The complete dispersion relation of the crystal electrons is described by the band structure: this represents the energy over the wave vector (graphically). In the direct vicinity of the points of high symmetry, such as the point , the parabolic shape of the curves can still be seen. ${\ displaystyle E ({\ vec {k}})}$${\ displaystyle {\ vec {k}}}$${\ displaystyle \ Gamma}$

An energy band, such as the conduction or valence band , results from the energy range covered by the associated curve: there are permitted states in the momentum space for these energies. The area of ​​the band gap (non-existent in metals) is free of electrons, however, since there are no allowed electronic states there. This is why this area is often referred to as the “energy gap” or “forbidden zone”. ${\ displaystyle E ({\ vec {k}})}$

## Band transitions

### Interband transition

Interband transitions occur from one band to another. The event of the absorption of a photon (and possibly an additional phonon ), i.e. an interband excitation, represents an example of an interband transition.

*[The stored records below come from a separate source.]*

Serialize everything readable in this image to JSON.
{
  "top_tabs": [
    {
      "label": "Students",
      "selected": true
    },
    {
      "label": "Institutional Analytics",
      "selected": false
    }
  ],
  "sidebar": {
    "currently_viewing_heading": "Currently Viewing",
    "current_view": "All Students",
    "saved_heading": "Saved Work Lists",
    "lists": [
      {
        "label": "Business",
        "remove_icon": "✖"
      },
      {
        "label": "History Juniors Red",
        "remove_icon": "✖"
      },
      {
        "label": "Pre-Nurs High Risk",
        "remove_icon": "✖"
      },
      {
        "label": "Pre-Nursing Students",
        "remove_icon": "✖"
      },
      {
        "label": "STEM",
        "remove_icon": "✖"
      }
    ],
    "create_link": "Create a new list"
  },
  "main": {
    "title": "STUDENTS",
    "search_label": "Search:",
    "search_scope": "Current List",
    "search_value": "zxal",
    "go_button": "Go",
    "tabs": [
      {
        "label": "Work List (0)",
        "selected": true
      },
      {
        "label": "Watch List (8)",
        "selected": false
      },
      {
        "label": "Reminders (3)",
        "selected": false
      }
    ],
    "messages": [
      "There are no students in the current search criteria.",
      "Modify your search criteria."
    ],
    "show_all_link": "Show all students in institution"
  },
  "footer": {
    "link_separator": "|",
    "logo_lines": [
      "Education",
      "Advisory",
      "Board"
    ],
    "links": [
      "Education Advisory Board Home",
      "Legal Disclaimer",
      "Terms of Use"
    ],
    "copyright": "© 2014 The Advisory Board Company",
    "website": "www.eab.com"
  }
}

#### Direct band transition

direct band transition
in the (simplified) band structure diagram

Direct band transitions take place practically without changing the momentum vector , i.e. perpendicularly in the diagram (the momentum transfer through the photon to the electron is comparatively small and therefore negligible). They are very likely because in addition to the supply of the necessary jump energy, e.g. B. by a photon, no additional condition has to be met. ${\ displaystyle {\ vec {k}}}$

#### Indirect band transition

indirect band transition
in the (simplified) band structure diagram

In the case of indirect band transitions, the momentum vector also changes, so they are "oblique" in the diagram. In order to trigger such transitions, in the case of interband excitation, not only the energy has to be supplied, but also the additional pulse. This can e.g. B. be done by a suitable phonon, as it can exist at temperatures above absolute zero due to the thermal lattice oscillation . This combination of two conditions means that indirect transitions are generally significantly less likely than direct transitions. The probability of indirect band transitions is also temperature dependent. ${\ displaystyle {\ vec {k}}}$

In the case of semiconductors , depending on the nature of their fundamental absorption , one speaks of direct or indirect semiconductors.

### Intra-band transition

Transitions within a band are also possible; they are accordingly called intra- band transitions . The momentum vector always changes , usually also the energy. Exactly as with an indirect interband transition, both the differential energy and the additional impulse are necessary for triggering. ${\ displaystyle {\ vec {k}}}$

## Types of representation

If one plots the dispersion relation , i.e. the energy of the electrons over their wave vector , in a diagram , one obtains alternately permitted energy ranges (energy bands) and forbidden energy ranges (energy or band gaps ) with regard to a wave vector (corresponds to the direction of propagation and is proportional to the momentum ). Overlapping of energy bands can also occur (e.g. with polyvalent metals). A continuous course of the energy depending on the wave vector is only obtained for an infinitely extended crystal. ${\ displaystyle E ({\ vec {k}})}$${\ displaystyle E}$ ${\ displaystyle {\ vec {k}}}$${\ displaystyle k}$${\ displaystyle {\ vec {p}}}$${\ displaystyle E ({\ vec {k}})}$

 Reduced zone scheme of GaAs at 300 K (simplified) Reduced zone scheme for silicon , forbidden areas gray.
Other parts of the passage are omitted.